New Zealand Fur Seals (Kekeno)
New Zealand fur seals are quite common seals found in New Zealand. They are widespread and can be found from Subantarctic islands up to Coromandel Peninsula, Auckland and even South and Western Australia. Unlike New Zealand sea lions, which love sandy beaches and dunes, fur seals prefer rocky coastlines, steep boulder beaches, crevices and tidal pools. They are also known to be one of the most skilled divers and can dive longer and deeper than any other fur seal. They can move quickly on land as well. It’s advisable not to come close to a female with seal pups or to cut off their escape route to the ocean.

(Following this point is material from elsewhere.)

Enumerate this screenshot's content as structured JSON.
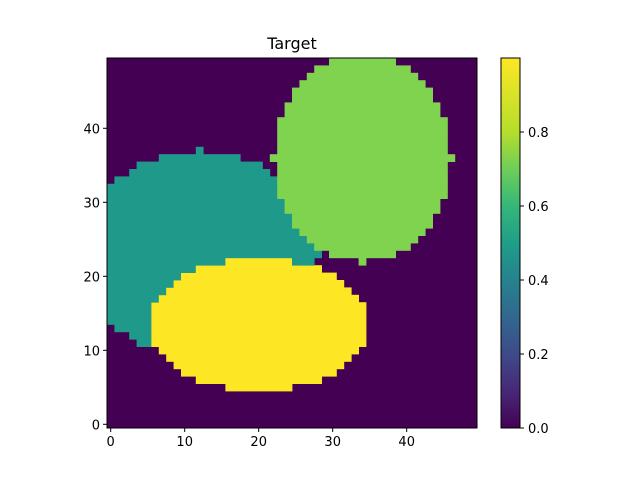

Fur seals can be distinguished from New Zealand sea lions by their pointed nose, visible external ears and long pale whiskers. They are covered by 2 layers of thick fur. The visible one has grey to brown color and serves them as a protection and to keep the inner layer dry and warm. Underneath they have a cosy dense layer of dry fur that they rely on. These animals are usually frightened of people, but can also be quite territorial during the breeding season. They are also very good at hiding and blending with coastal rocks. I nearly missed them a couple of times, as they can’t be recognized from far. So, if you know what part of the beach and coastal area they might be at, Otago Peninsula doesn’t disappoint.
Other Animals of Otago Peninsula
There are many other animals you can encounter on Otago Peninsula that I didn’t have the chance to meet up close. One of them is Northern Royal Albatross (Toroa). The Otago Peninsula is home to their only mainland breeding colony that is located at the end of the peninsula on Taiaroa Head. With over 3 metre wingspan and travel speed of 100 km per hour, these birds are amazing. They are one of the largest seabirds in the world. While in the area, you might also come across Little Penguin (Kororā), Kiwi, South Island Kaka and Tuatara.
It was a totally unique experience for me to be able to see such a diverse range of wildlife in their natural environment. And to be so close to these animals and observe them just be – it’s majestic! I could spend hours watching them. They all get to have the most amazing experience of the beautiful Otago Peninsula: endless coastlines, rugged cliffs and steady breeze from the ocean.
TRAVEL TIP: Bring binoculars for a closer look of these animals and a zoom lens for your photography.